単音で弾いた時の音はいわずもがな。高音弦も張りがあっていい。各弦の音のバランスは...要調整?
新品だからか 6弦のレスポンスが悪かった。弾き込むと変わるのかな?
値段の割りには突っ込みどころが多いな。しかもフィンガーピッキングで大事なところばかり(笑)

Ovation Applause:
¥50,000 くらい。Ovation の最廉価モデル。中国製。
鳴らねぇっっっっ。
どーしても低価格でもライン出力が欲しいっていうならとにかく、アコギを買うならライン出力をあきらめて同じ価格帯で鳴るものを探すか、エレアコでも上の中古の Takamine みたいなのを探すべき。
これを新品価格で買うヤツは情弱といわれてもしょうがないってレベル。ギターと同じ演奏方法ができる他の何かっつぅ感じ。

Ovation Celebrity:
¥100,000 弱。Ovation の普及帯モデルなのかな?韓国製。
びっくり、ちゃんと胴鳴りする。音も悪くない。家弾き専用に音が小さめなギターとして考えたらちょうどいい具合に鳴る。
とはいえ¥100,000 も出したらもっといいアコギが買える訳で...。家弾き専用ならもっと安いのを探せばいいわけで...。
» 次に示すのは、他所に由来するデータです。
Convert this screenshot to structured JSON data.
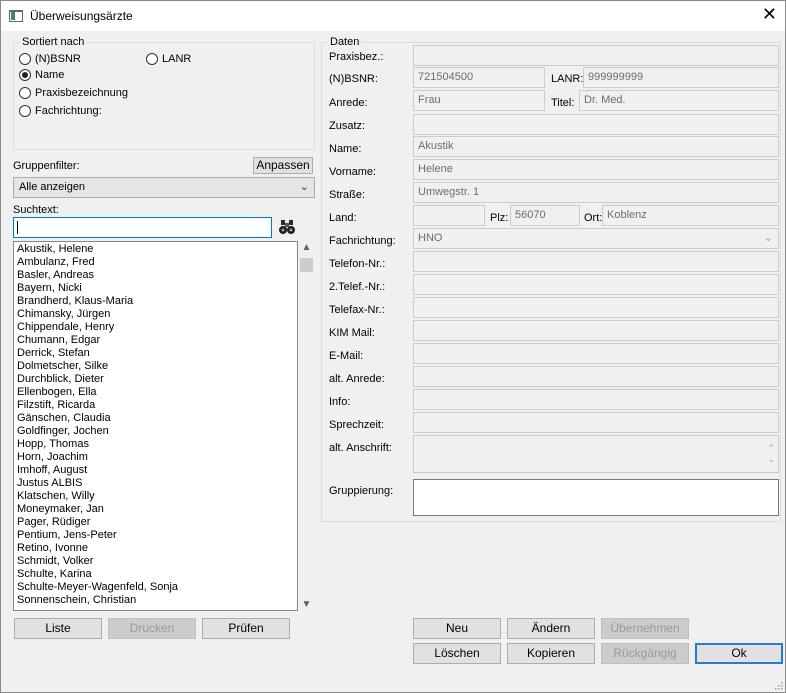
{
  "window": {
    "title": "Überweisungsärzte",
    "close_symbol": "✕"
  },
  "sort": {
    "legend": "Sortiert nach",
    "options": [
      {
        "label": "(N)BSNR",
        "checked": false
      },
      {
        "label": "LANR",
        "checked": false
      },
      {
        "label": "Name",
        "checked": true
      },
      {
        "label": "Praxisbezeichnung",
        "checked": false
      },
      {
        "label": "Fachrichtung:",
        "checked": false
      }
    ]
  },
  "group_filter": {
    "label": "Gruppenfilter:",
    "adjust_button": "Anpassen",
    "selected": "Alle anzeigen"
  },
  "search": {
    "label": "Suchtext:",
    "value": ""
  },
  "list": {
    "items": [
      "Akustik, Helene",
      "Ambulanz, Fred",
      "Basler, Andreas",
      "Bayern, Nicki",
      "Brandherd, Klaus-Maria",
      "Chimansky, Jürgen",
      "Chippendale, Henry",
      "Chumann, Edgar",
      "Derrick, Stefan",
      "Dolmetscher, Silke",
      "Durchblick, Dieter",
      "Ellenbogen, Ella",
      "Filzstift, Ricarda",
      "Gänschen, Claudia",
      "Goldfinger, Jochen",
      "Hopp, Thomas",
      "Horn, Joachim",
      "Imhoff, August",
      "Justus  ALBIS",
      "Klatschen, Willy",
      "Moneymaker, Jan",
      "Pager, Rüdiger",
      "Pentium, Jens-Peter",
      "Retino, Ivonne",
      "Schmidt, Volker",
      "Schulte, Karina",
      "Schulte-Meyer-Wagenfeld, Sonja",
      "Sonnenschein, Christian"
    ]
  },
  "left_buttons": {
    "list": "Liste",
    "print": "Drucken",
    "check": "Prüfen"
  },
  "details": {
    "legend": "Daten",
    "labels": {
      "praxisbez": "Praxisbez.:",
      "bsnr": "(N)BSNR:",
      "lanr": "LANR:",
      "anrede": "Anrede:",
      "titel": "Titel:",
      "zusatz": "Zusatz:",
      "name": "Name:",
      "vorname": "Vorname:",
      "strasse": "Straße:",
      "land": "Land:",
      "plz": "Plz:",
      "ort": "Ort:",
      "fachrichtung": "Fachrichtung:",
      "telefon": "Telefon-Nr.:",
      "telefon2": "2.Telef.-Nr.:",
      "telefax": "Telefax-Nr.:",
      "kim": "KIM Mail:",
      "email": "E-Mail:",
      "alt_anrede": "alt. Anrede:",
      "info": "Info:",
      "sprechzeit": "Sprechzeit:",
      "alt_anschrift": "alt. Anschrift:",
      "gruppierung": "Gruppierung:"
    },
    "values": {
      "praxisbez": "",
      "bsnr": "721504500",
      "lanr": "999999999",
      "anrede": "Frau",
      "titel": "Dr. Med.",
      "zusatz": "",
      "name": "Akustik",
      "vorname": "Helene",
      "strasse": "Umwegstr. 1",
      "land": "",
      "plz": "56070",
      "ort": "Koblenz",
      "fachrichtung": "HNO",
      "telefon": "",
      "telefon2": "",
      "telefax": "",
      "kim": "",
      "email": "",
      "alt_anrede": "",
      "info": "",
      "sprechzeit": "",
      "alt_anschrift": "",
      "gruppierung": ""
    }
  },
  "bottom_buttons": {
    "new": "Neu",
    "change": "Ändern",
    "apply": "Übernehmen",
    "delete": "Löschen",
    "copy": "Kopieren",
    "undo": "Rückgängig",
    "ok": "Ok"
  }
}
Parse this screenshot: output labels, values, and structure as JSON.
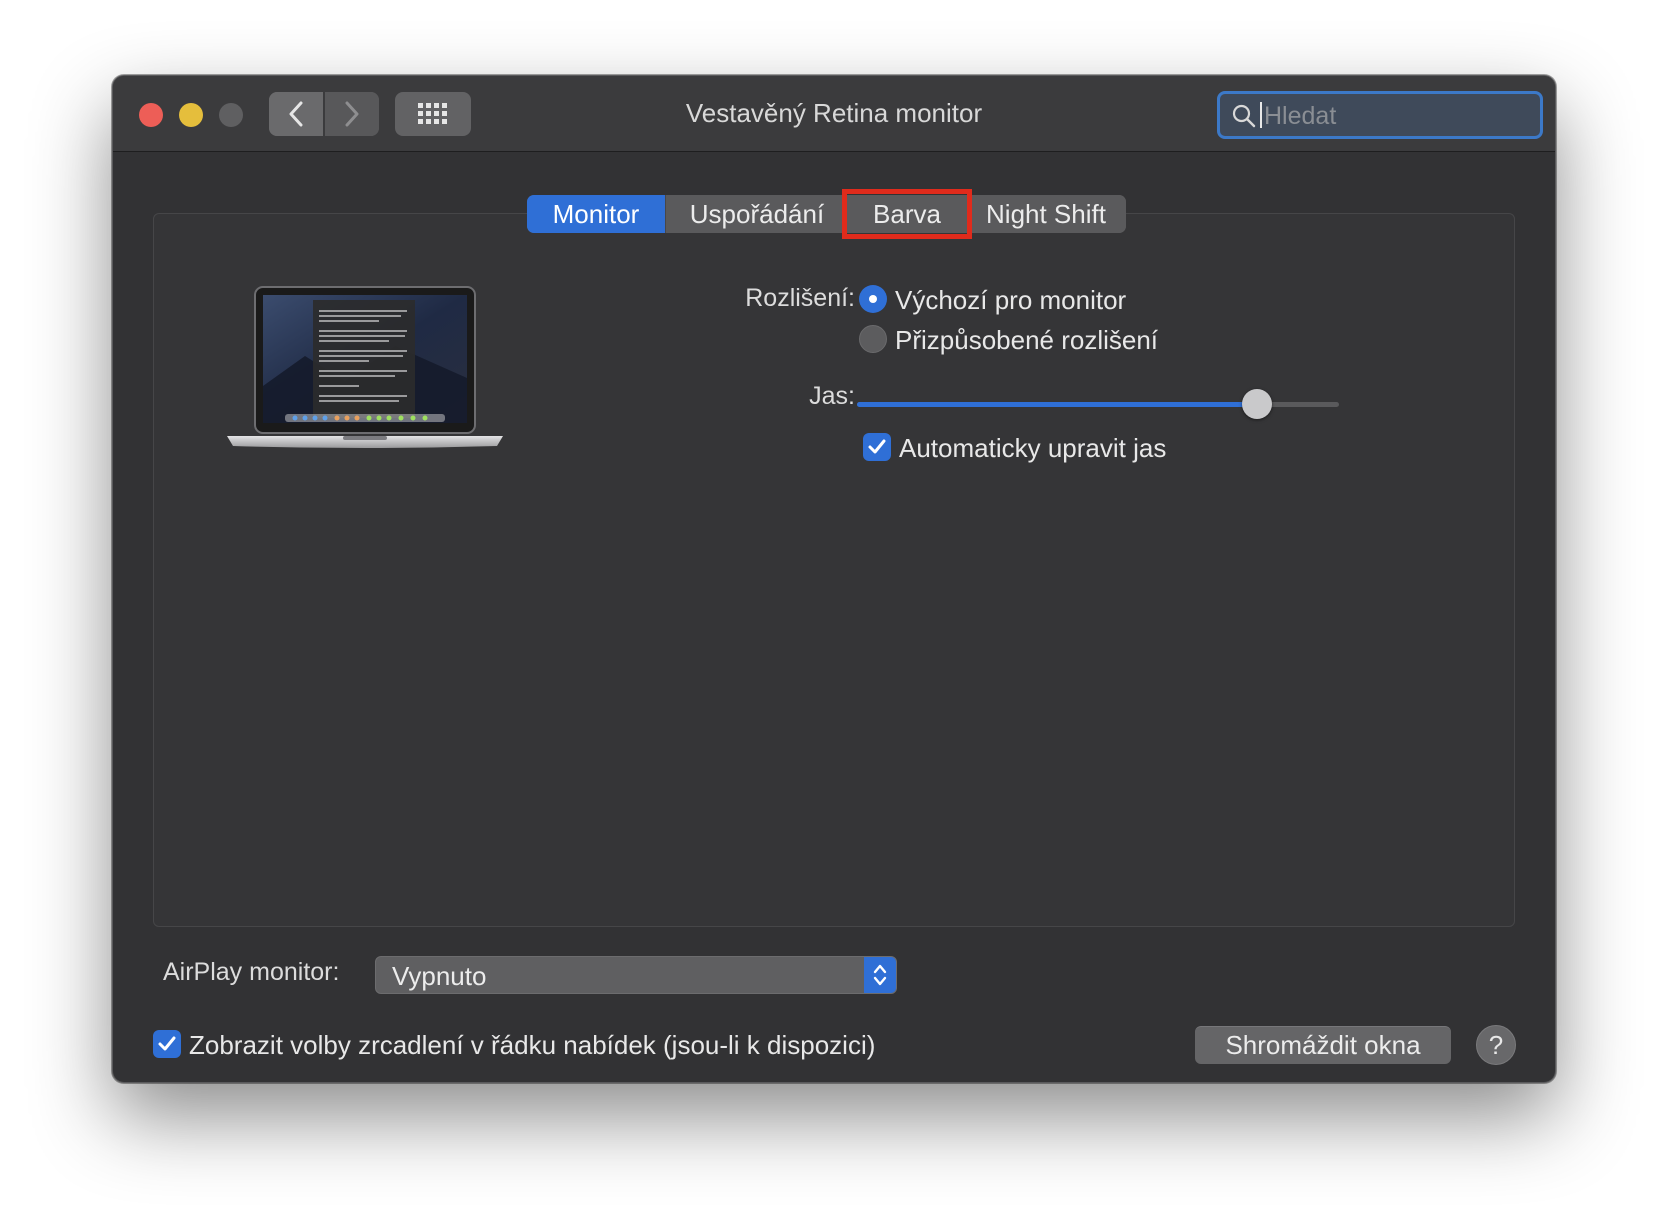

Ovation の adamas (¥300,000↑)とかは怖くて触れなかったんだぜ。
とはいえ、生鳴りが欲しいなら Ovation は対象外なわけで、adamas が鳴るとしても同じ価格帯のアコギならもっといい音が出るであろうわけで。ピエゾの分高い、といわれてもピエゾからアコギの音は出ないわけで。
そもそも、adamas なんてそんなモン買えないわけで。

2010/12/26(日)アコースティックギター

アコギを買ったので、色々調べたり考えたり。

弦を緩めるか否か、という結構いろんなところで引き合いに出される疑問がある。

アコギの弦は緩めなければいけない

長々と議論している場で主題になっているのが、弦のテンションによってネックが反る、という理由。弦を張ったままを想定して作られているので緩めれば逆反りになる、という意見と、張ったままでは弦の張力により順反りになる、という意見。
これは、トラスロッドが入っていれば強度は足りているし、調整も可能なので問題ないと思う。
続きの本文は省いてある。